ESTERILIZAÇÃO FORÇADA

Tatiene Dias, 2ª mulher condenada à esterilização forçada pela Justiça

O promotor Frederico Barruffinni e o juiz Djalma Moreira Gomes envolvidos no caso de Janaina, esterilizada após da ação do Ministério Público de São Paulo, decidem por esterilizar uma segunda mulher, Tatiene Monique Dias.

terça-feira 19 de junho| Edição do dia

(A pessoa na imagem não é Tatiane. Foto meramente ilustrativa)

A jovem de 23 anos que é mãe de dois filhos havia sido interditada pela ação da Justiça por ser “absolutamente incapaz” e agora por meio do promotor Barruffinni e do juiz Djalma Gomes irá se submeter a cirurgia de laqueadura. É asqueroso as arbitrariedades que fazem os juízes, agora contra as o direito das mulheres ao próprio corpo, protegidos pelos seus gordos salários e auxílios.

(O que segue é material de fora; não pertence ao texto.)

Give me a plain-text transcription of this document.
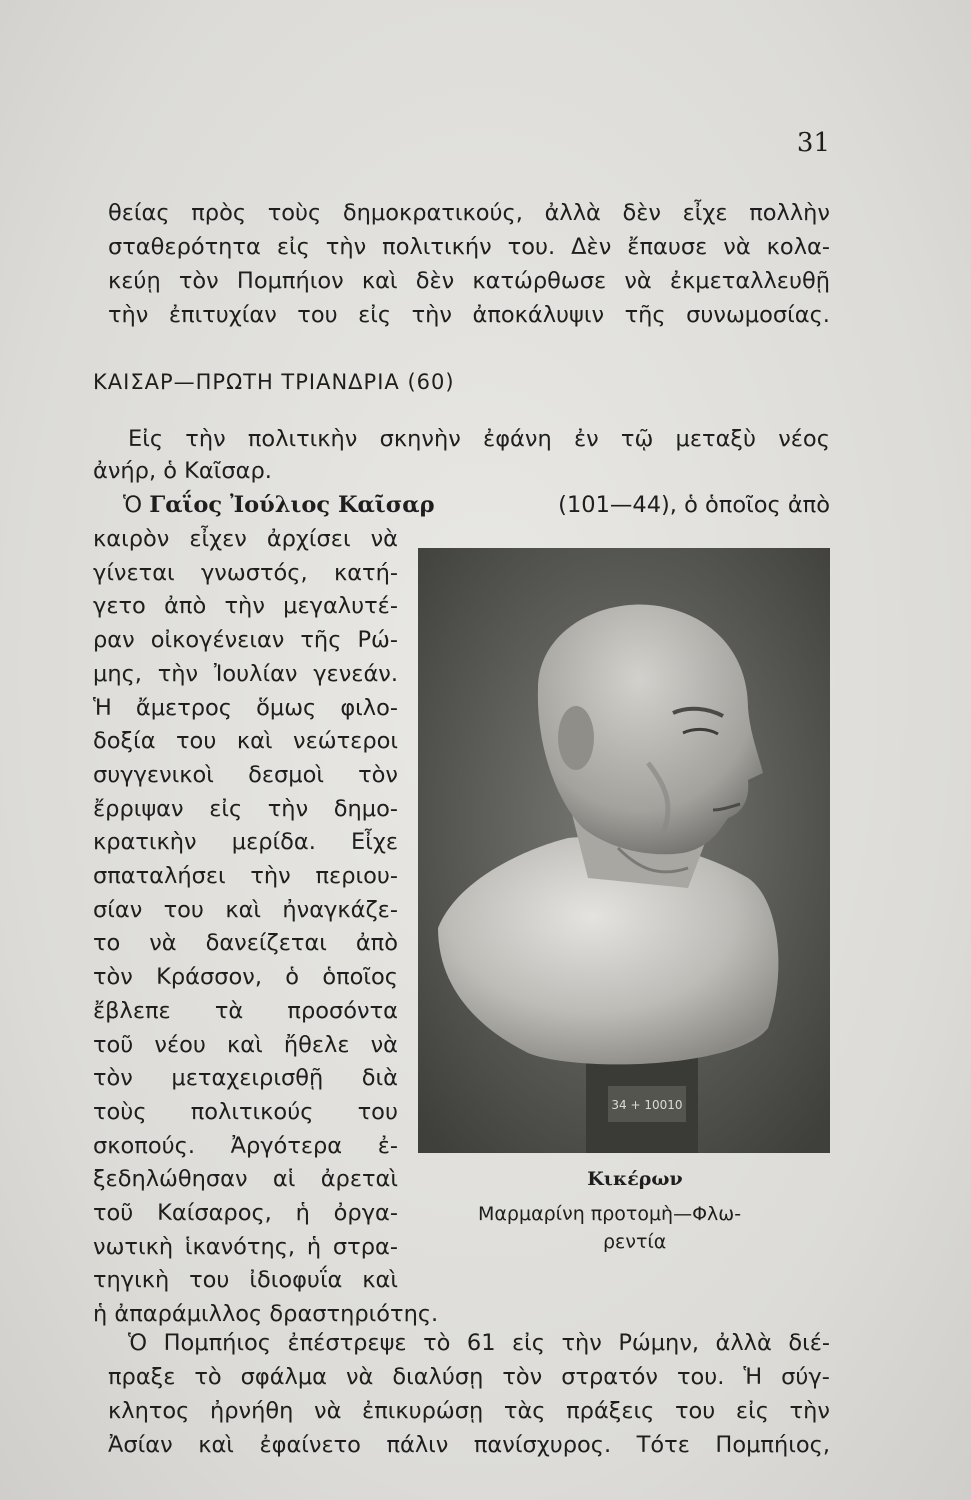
31
θείας πρὸς τοὺς δημοκρατικούς, ἀλλὰ δὲν εἶχε πολλὴν
σταθερότητα εἰς τὴν πολιτικήν του. Δὲν ἔπαυσε νὰ κολα-
κεύῃ τὸν Πομπήιον καὶ δὲν κατώρθωσε νὰ ἐκμεταλλευθῇ
τὴν ἐπιτυχίαν του εἰς τὴν ἀποκάλυψιν τῆς συνωμοσίας.
ΚΑΙΣΑΡ—ΠΡΩΤΗ ΤΡΙΑΝΔΡΙΑ (60)
Εἰς τὴν πολιτικὴν σκηνὴν ἐφάνη ἐν τῷ μεταξὺ νέος
ἀνήρ, ὁ Καῖσαρ.
Ὁ Γαΐος Ἰούλιος Καῖσαρ	(101—44), ὁ ὁποῖος ἀπὸ
καιρὸν εἶχεν ἀρχίσει νὰ
γίνεται γνωστός, κατή-
γετο ἀπὸ τὴν μεγαλυτέ-
ραν οἰκογένειαν τῆς Ρώ-
μης, τὴν Ἰουλίαν γενεάν.
Ἡ ἄμετρος ὅμως φιλο-
δοξία του καὶ νεώτεροι
συγγενικοὶ δεσμοὶ τὸν
ἔρριψαν εἰς τὴν δημο-
κρατικὴν μερίδα. Εἶχε
σπαταλήσει τὴν περιου-
σίαν του καὶ ἠναγκάζε-
το νὰ δανείζεται ἀπὸ
τὸν Κράσσον, ὁ ὁποῖος
ἔβλεπε τὰ προσόντα
τοῦ νέου καὶ ἤθελε νὰ
τὸν μεταχειρισθῇ διὰ
τοὺς πολιτικούς του
σκοπούς. Ἀργότερα ἐ-
ξεδηλώθησαν αἱ ἀρεταὶ
τοῦ Καίσαρος, ἡ ὀργα-
νωτικὴ ἱκανότης, ἡ στρα-
τηγικὴ του ἰδιοφυΐα καὶ
ἡ ἀπαράμιλλος δραστηριότης.
34 + 10010
Κικέρων
Μαρμαρίνη προτομὴ—Φλω-
ρεντία
Ὁ Πομπήιος ἐπέστρεψε τὸ 61 εἰς τὴν Ρώμην, ἀλλὰ διέ-
πραξε τὸ σφάλμα νὰ διαλύσῃ τὸν στρατόν του. Ἡ σύγ-
κλητος ἠρνήθη νὰ ἐπικυρώσῃ τὰς πράξεις του εἰς τὴν
Ἀσίαν καὶ ἐφαίνετο πάλιν πανίσχυρος. Τότε Πομπήιος,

A decisão absurda tomada pela Justiça brasileira é mais uma prova do avanço da arbitrariedade e autoritarismo do judiciário que pela segunda vez decide por uma mutilação, uma violência obstétrica como essa fosse uma solução razoável a quaisquer que sejam os problemas da vida de uma mulher. Essa decisão violenta e autoritária imposta a Tatiene e Janaia nos dá mostras da atuação desta casta cheia de privilégios que sempre se coloca contrária aos direitos de mulheres trabalhadoras.

Mesmo alegando a partir de diagnóstico médico que Tatiene possui “retardo mental moderado” e por conta disso seria considerada “incapaz” pela Justiça, não pode ser aceitável que em casos como esse a opção viável aos olhos desse juiz e promotor seja intervir diretamente no corpo de Tatiene de maneira violenta. Essa é uma decisão absurda que viola um direito decidir sobre o próprio corpo que mostra o avanço da retirada de direitos democráticos encabeçada pelo judiciário, justamente esse poder constituído do Estado brasileiro que não eleito por ninguém.

Repudiamos essa ação tomada pela Justiça, na mesma medida em eu denunciamos essa casta política que recebe salários altíssimos, auxílio moradia e que não foi eleita por nenhum brasileiro e que agora passam a decidir pela mutilação física de mulheres.